Before transfer learning, every new task started from scratch — random weights, weeks of training, mountains of labeled data. Then practitioners noticed that ImageNet-trained CNN features generalized stunningly well to almost any vision problem. Transfer learning (popularized around 2014) freezes those features and trains only a small head, cutting training time 10–100× and labels needed 100–1000×. Today every fine-tuned LLM is the same idea at scale.

Freeze the bottom, train the top

A pretrained network is mostly already correct. Lock the bottom layers (generic features); replace and train just the top.

The four-point spectrum

Catastrophic forgetting

If you fine-tune too aggressively (high LR, all layers unfrozen), the network "forgets" what made it good on the source task. Layer-wise LR decay (lower LR for earlier layers) is the standard fix.

In LLMs: LoRA

Modern LLM fine-tuning rarely updates the full weight matrix. LoRA adds a tiny low-rank adapter and trains only that — drastically cheaper, comparable performance.

Where you've seen this04 examples

Medical imaging

Classify diabetic retinopathy with 5,000 retinal images? Start from ImageNet-pretrained ResNet, swap the head, fine-tune. Almost every published medical-imaging classifier uses this recipe.

Custom LLM fine-tuning

"Train Llama 3 on our company's 100k support tickets" → LoRA adapters or full fine-tune. The base model already speaks English; you're just teaching it your domain.
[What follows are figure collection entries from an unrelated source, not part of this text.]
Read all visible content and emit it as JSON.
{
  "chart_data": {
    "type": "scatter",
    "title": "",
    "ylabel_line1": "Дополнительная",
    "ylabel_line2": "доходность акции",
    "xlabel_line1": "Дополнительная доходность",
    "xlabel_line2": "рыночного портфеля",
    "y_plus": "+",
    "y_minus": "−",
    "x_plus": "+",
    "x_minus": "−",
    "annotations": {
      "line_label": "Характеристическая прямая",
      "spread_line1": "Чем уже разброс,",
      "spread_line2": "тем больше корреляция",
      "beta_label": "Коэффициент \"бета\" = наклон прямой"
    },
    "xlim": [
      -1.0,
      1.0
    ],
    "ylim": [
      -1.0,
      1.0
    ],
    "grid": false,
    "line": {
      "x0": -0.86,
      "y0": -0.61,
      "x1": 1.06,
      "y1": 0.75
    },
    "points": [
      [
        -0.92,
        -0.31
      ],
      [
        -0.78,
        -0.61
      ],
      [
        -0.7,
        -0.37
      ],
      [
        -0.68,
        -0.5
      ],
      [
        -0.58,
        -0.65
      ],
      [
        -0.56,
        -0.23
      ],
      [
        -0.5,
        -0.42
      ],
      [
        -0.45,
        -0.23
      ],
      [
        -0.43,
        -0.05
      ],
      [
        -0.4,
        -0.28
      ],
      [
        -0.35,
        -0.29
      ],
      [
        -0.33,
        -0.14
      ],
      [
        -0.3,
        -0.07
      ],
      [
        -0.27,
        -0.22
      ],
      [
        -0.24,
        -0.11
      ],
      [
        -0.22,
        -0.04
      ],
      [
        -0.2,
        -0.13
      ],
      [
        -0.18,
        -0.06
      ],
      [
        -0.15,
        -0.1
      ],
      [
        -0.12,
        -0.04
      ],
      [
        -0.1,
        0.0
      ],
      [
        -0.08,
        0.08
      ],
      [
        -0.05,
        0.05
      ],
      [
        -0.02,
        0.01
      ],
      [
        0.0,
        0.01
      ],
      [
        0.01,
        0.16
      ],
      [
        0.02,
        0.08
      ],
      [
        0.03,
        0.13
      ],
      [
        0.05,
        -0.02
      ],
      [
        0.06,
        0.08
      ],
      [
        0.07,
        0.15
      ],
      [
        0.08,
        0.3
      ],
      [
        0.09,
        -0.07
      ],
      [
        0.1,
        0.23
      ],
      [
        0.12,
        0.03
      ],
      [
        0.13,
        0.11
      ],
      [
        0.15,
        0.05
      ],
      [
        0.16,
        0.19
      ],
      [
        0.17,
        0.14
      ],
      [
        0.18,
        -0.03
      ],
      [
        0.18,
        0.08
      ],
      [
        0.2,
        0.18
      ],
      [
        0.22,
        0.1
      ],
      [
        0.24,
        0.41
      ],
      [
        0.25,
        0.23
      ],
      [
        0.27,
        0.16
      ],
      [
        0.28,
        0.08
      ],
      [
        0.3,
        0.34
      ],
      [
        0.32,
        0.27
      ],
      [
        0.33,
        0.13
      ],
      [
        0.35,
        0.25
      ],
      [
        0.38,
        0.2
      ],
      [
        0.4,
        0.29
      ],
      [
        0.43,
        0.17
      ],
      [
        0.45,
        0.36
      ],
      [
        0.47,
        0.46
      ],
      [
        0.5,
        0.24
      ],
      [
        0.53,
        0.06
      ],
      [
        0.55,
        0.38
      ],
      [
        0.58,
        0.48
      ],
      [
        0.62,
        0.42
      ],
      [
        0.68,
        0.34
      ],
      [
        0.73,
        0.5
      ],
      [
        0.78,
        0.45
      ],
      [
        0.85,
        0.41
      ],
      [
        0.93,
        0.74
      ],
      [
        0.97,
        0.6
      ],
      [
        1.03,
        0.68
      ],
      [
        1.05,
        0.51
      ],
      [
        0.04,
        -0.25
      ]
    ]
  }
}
Wildlife species classifiers

Conservation orgs use ImageNet-pretrained models to classify camera-trap photos by species. Often only a few hundred labeled examples per species — transfer is the only thing that makes it work.

Industrial defect detection

Detecting cracks in turbine blades or solder defects on PCBs — small, expensive-to-label datasets. Pretrained vision encoders + a fine-tuned head is the dominant recipe.